Produced by Rénald Lévesque 
 
ÉMILE CHEVALIER 
POIGNET-D'ACIER ou LES CHIPPIOUAIS 
 
PARIS CALMANN-LÉVY, ÉDITEURS 3, RUE AUBER, 3
CHAPITRE PREMIER 
A LORETTE 
--Ma foi, oui, je le répète, j'envie votre sort, mon cher James. 
--Et moi, je le maudis; vrai Dieu! 
--Vous plaisantez? 
--Plaisanter! le diable m'emporte si je plaisante! La belle existence que 
j'ai en perspective! l'hiver, un froid à geler le mercure; l'été une chaleur 
à rôtir tous les poissons de la baie d'Hudson.

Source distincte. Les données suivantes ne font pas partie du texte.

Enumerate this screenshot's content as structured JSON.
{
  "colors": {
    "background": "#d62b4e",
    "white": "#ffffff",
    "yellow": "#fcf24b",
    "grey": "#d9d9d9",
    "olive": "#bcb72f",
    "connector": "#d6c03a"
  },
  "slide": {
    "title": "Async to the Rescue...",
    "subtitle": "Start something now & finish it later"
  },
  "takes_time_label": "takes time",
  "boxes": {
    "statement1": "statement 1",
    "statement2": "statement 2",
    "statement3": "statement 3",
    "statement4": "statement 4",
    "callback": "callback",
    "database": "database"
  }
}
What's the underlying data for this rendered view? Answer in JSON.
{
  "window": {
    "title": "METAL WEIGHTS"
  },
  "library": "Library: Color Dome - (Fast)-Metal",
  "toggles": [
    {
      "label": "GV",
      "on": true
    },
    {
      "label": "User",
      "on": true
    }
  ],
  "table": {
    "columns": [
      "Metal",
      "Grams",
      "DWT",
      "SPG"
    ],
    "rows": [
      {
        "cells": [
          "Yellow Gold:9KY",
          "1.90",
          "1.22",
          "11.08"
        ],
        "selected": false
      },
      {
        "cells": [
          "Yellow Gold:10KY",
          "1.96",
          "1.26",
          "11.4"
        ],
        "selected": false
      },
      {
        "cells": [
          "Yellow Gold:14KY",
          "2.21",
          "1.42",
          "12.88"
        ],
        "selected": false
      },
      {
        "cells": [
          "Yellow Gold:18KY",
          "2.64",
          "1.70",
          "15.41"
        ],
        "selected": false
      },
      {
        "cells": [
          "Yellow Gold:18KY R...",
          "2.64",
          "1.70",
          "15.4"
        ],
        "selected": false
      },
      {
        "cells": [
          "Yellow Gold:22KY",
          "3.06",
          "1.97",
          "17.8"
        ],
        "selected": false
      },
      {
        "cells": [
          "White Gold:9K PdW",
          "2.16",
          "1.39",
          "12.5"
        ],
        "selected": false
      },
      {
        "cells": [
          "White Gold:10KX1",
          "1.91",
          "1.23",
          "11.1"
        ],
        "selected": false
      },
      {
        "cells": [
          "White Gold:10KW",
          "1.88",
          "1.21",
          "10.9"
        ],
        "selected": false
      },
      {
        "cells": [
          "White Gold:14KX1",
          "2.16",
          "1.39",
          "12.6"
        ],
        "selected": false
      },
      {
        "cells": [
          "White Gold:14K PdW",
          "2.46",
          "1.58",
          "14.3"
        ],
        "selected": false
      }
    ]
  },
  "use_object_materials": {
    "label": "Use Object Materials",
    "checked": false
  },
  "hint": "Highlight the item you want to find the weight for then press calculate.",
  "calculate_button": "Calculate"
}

Pour compagnie, des 
sauvages abominables; pour distraction, des femmes monstres; pour 
horizon, des neiges et des glaces qui durent huit à dix mois de l'année, 
et, brochant sur le tout, la faim, la soif qui vous font trop fidèle et 
constante escorte: voilà le tableau! 
--Bah! vous exagérez! les Indiennes ne sont pas si laides... 
--Pardieu, vous en parlez tout à votre aise, vous qui êtes allé chercher 
dans le désert la plus charmante femme du globe, répondit James avec 
une teinte d'amertume. 
Puis, il ajouta, en glissant sur son interlocuteur un coup d'oeil incisif: 
--Mais comment peut-on regretter la vie d'aventures, quand on a le 
bonheur pour hôte assidu à son foyer? 
L'autre soupira sans répondre. 
James saisit avec avidité ce signe de mécontentement. Comme un éclair, 
la joie brilla une seconde sur son visage; toutefois, il continua 
froidement: 
--Non-seulement vous avez épousé la personne que vous aimiez, mais 
vous êtes riche, considéré, artiste en renom; en faut-il plus pour être
satisfait, mon bon Alfred? 
--J'avoue, dit celui-ci, qui n'avait point remarqué les divers 
mouvements de James, j'avoue qu'aux yeux du monde, je paraîtrais un 
ingrat si je me plaignais. Comme vous le disiez, j'adore Victorine 
autant qu'elle me chérit... 
A ces mots, le jeune homme auquel ils s'adressaient détourna la tête: 
ses sourcils se froncèrent et il se mordit la lèvre inférieure comme pour 
refouler une émotion violente. Alfred poursuivait toujours, sans se 
douter de rien. 
--Nous sommes heureux, fort heureux, et cependant... 
--Cependant? répéta James en tressaillant. 
--Cependant, je vous le confie, je m'ennuie parfois. 
--Vous! allons donc! 
--Ce n'est que trop vrai. 
--Que vous manque-t-il? que vous manque-t-il, jour de Dieu? Madame 
Robin... 
--Oh! je suis sûr de l'amour de ma femme, fit Alfred avec le ton et le 
geste d'une conviction sincère. 
--Eh bien, alors? articula péniblement James, dont le visage s'était 
rembruni tout à coup. 
--Eh bien, mon cher ami, j'ai malgré moi, malgré toute ma félicité 
domestique, la plus ardente envie de faire un nouveau voyage... dans 
les solitudes américaines. 
--Vous dites? s'exclama vivement James. 
--Je dis que je jalouse votre destinée et que je donnerais... Ah! je suis 
fou!
--Je le croirais, si je ne vous savais si sage, fut-il reparti. 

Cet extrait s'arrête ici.